Date: March 04, 2005
Source: DenverPost.com
By: Matthew Olson

The ChoicePoint scandal that released 4,500 Colorado residents' sensitive financial information to a fraud ring is the tip of the iceberg when it comes to cybercrime in Colorado, according to Dave Mahon, the supervisory special agent of the Cyber Crime Squad for the Denver division of the FBI.

The results of an FBI survey mailed three weeks ago to businesses across the country will reveal that the number of reported cybercrimes cases in Colorado will double the 2,500 reported cases in 2003.

"ChoicePoint is not a unique situation. It's just that people know about it," Mahon said. "Many times business will not report that they have been victimized because of the public embarrassment, and they fear a loss of customers and a drop in stock price. Cybercrime can be as damaging a problem to the business sector as Enron if companies do not begin to educate themselves on the full scope of the problem."

To help businesses and private citizens understand the scope of the problem, Mahon will be the featured speaker at the Cyber Crime Symposium today.
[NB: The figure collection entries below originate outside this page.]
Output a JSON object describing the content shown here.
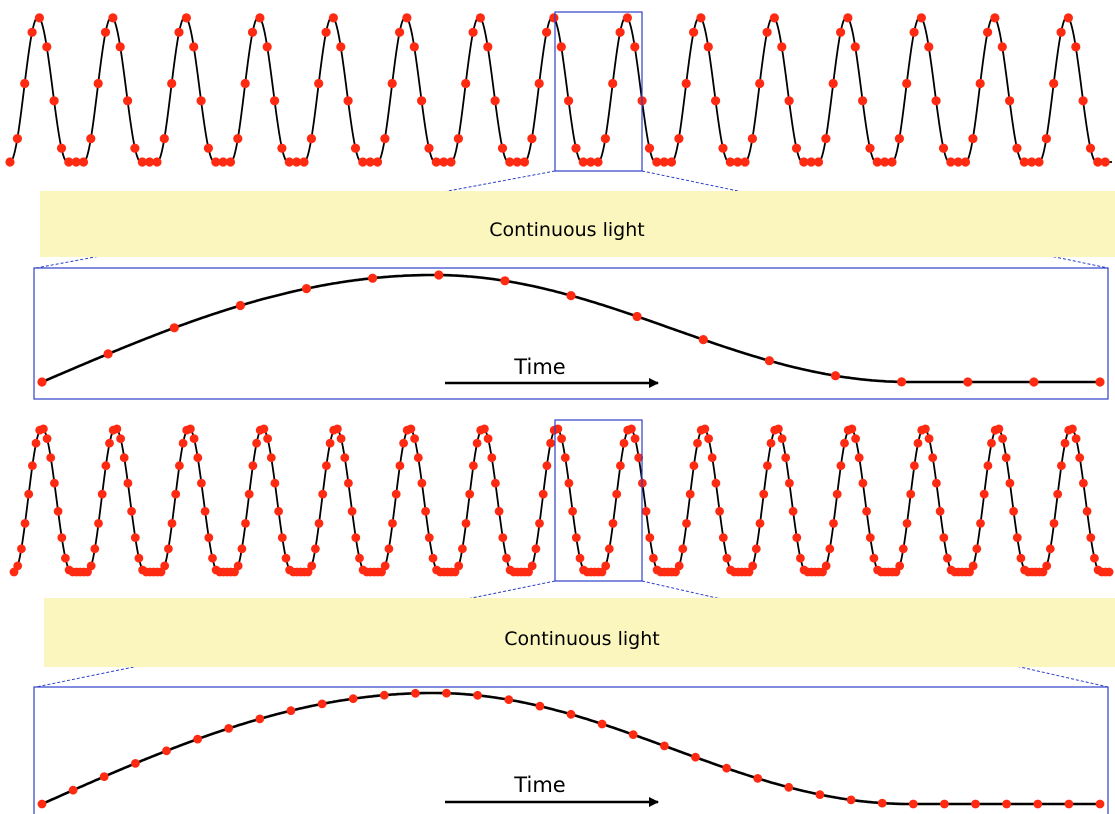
{
  "panels": [
    {
      "band_label": "Continuous light",
      "zoom_label": "Time",
      "sampling": "sparse"
    },
    {
      "band_label": "Continuous light",
      "zoom_label": "Time",
      "sampling": "dense"
    }
  ],
  "colors": {
    "curve": "#000000",
    "sample_point": "#ff2a12",
    "band_fill": "#fbf5be",
    "frame": "#2e3fc7",
    "background": "#ffffff"
  }
}
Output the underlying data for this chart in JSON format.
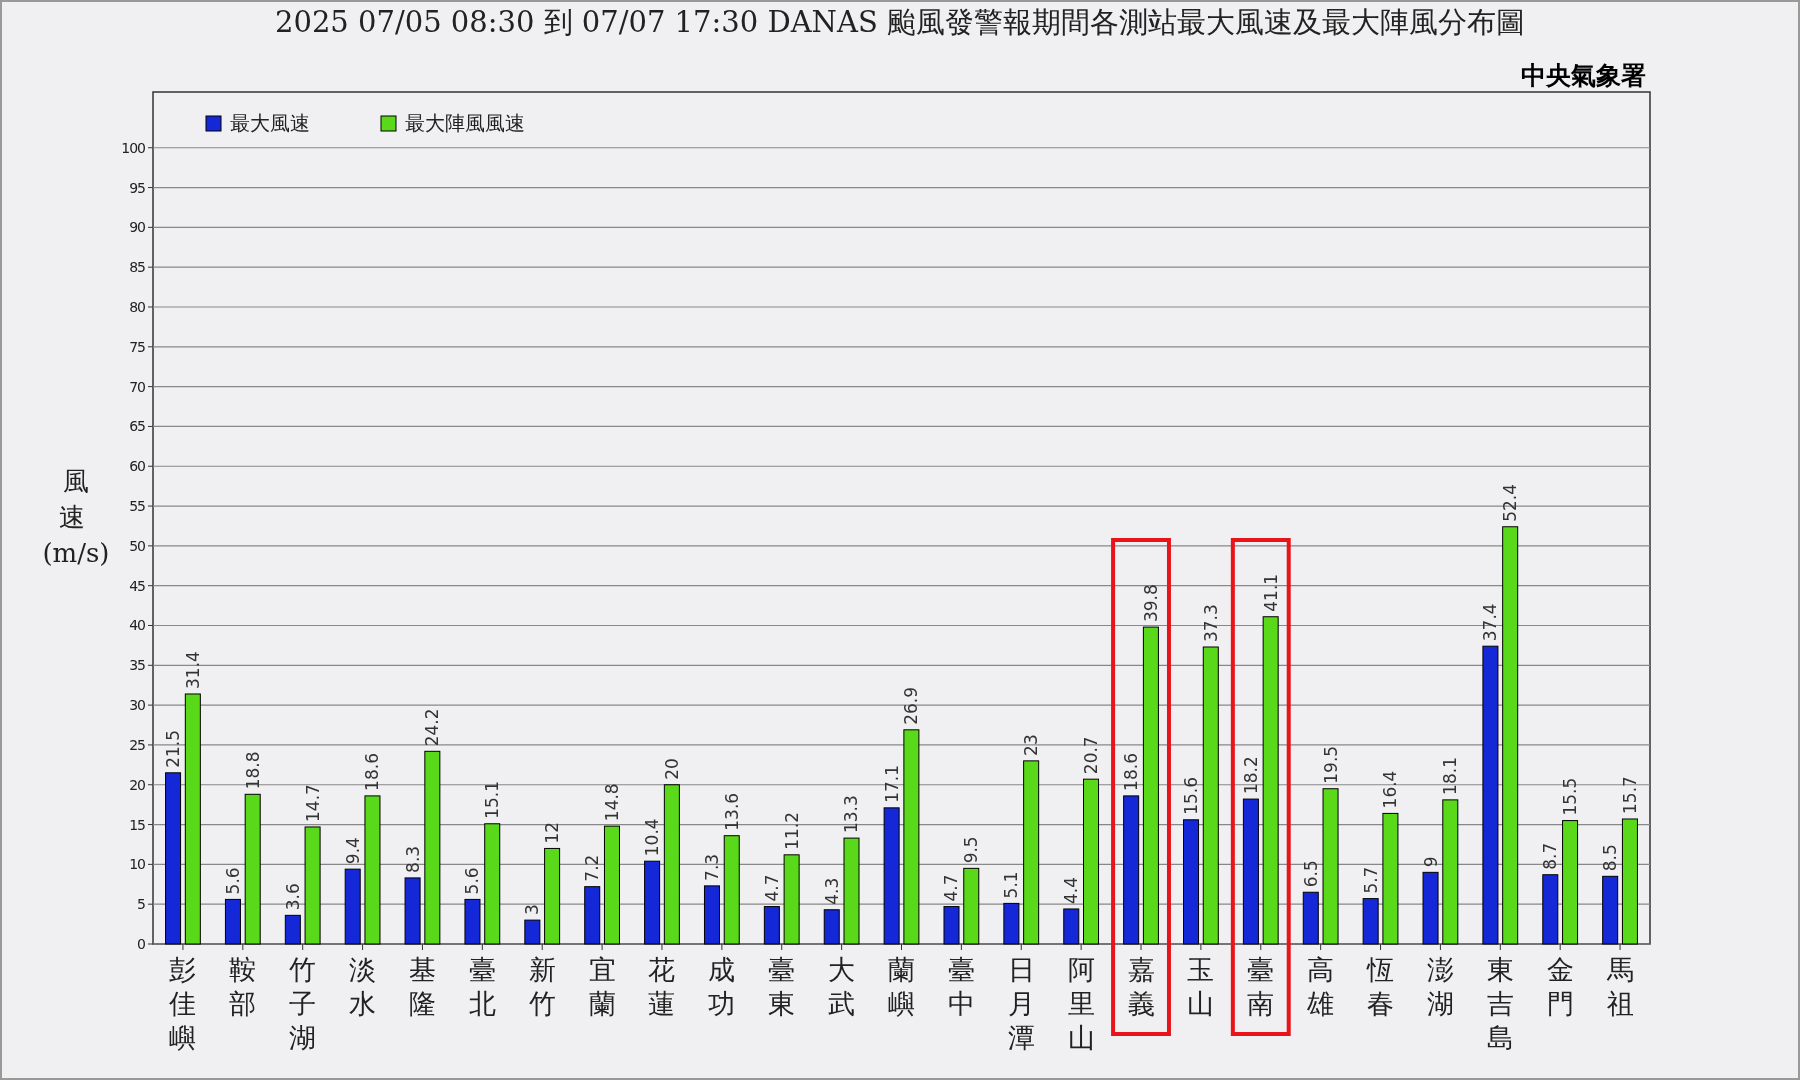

"The goal of the symposium is to educate businesses and the public about the problem and to offer businesses ways to protect themselves," said Alison Short, the group's spokeswoman. "Businesses that don't protect themselves properly and experience cybercrimes face huge losses: loss of customer revenue, customer trust, the expense of rebuilding lost information and the possibility of civil lawsuits if their customers are harmed. Businesses need to know how to protect themselves. The first step is education."

Mahon said he has investigated cases where a hacker infiltrates a company's computers, steals valuable information and threatens to publish the information unless the company agrees to pay a lot of cash.

"Some of the companies have paid up and not reported the crime until they were extorted a second time," Mahon said. "The financial losses companies absorb from cybercrime are staggering. Just from the reported cases, companies lost $141 million to cybercrime last year."

Mahon attributes the current spike in cybercrime to the easy availability of hacking tools.

"It used to be that you needed a large amount of expertise and knowledge to hack a system. Now, criminals can download hacking software from the Internet and unleash it against a company. The criminals don't even have to understand how it works."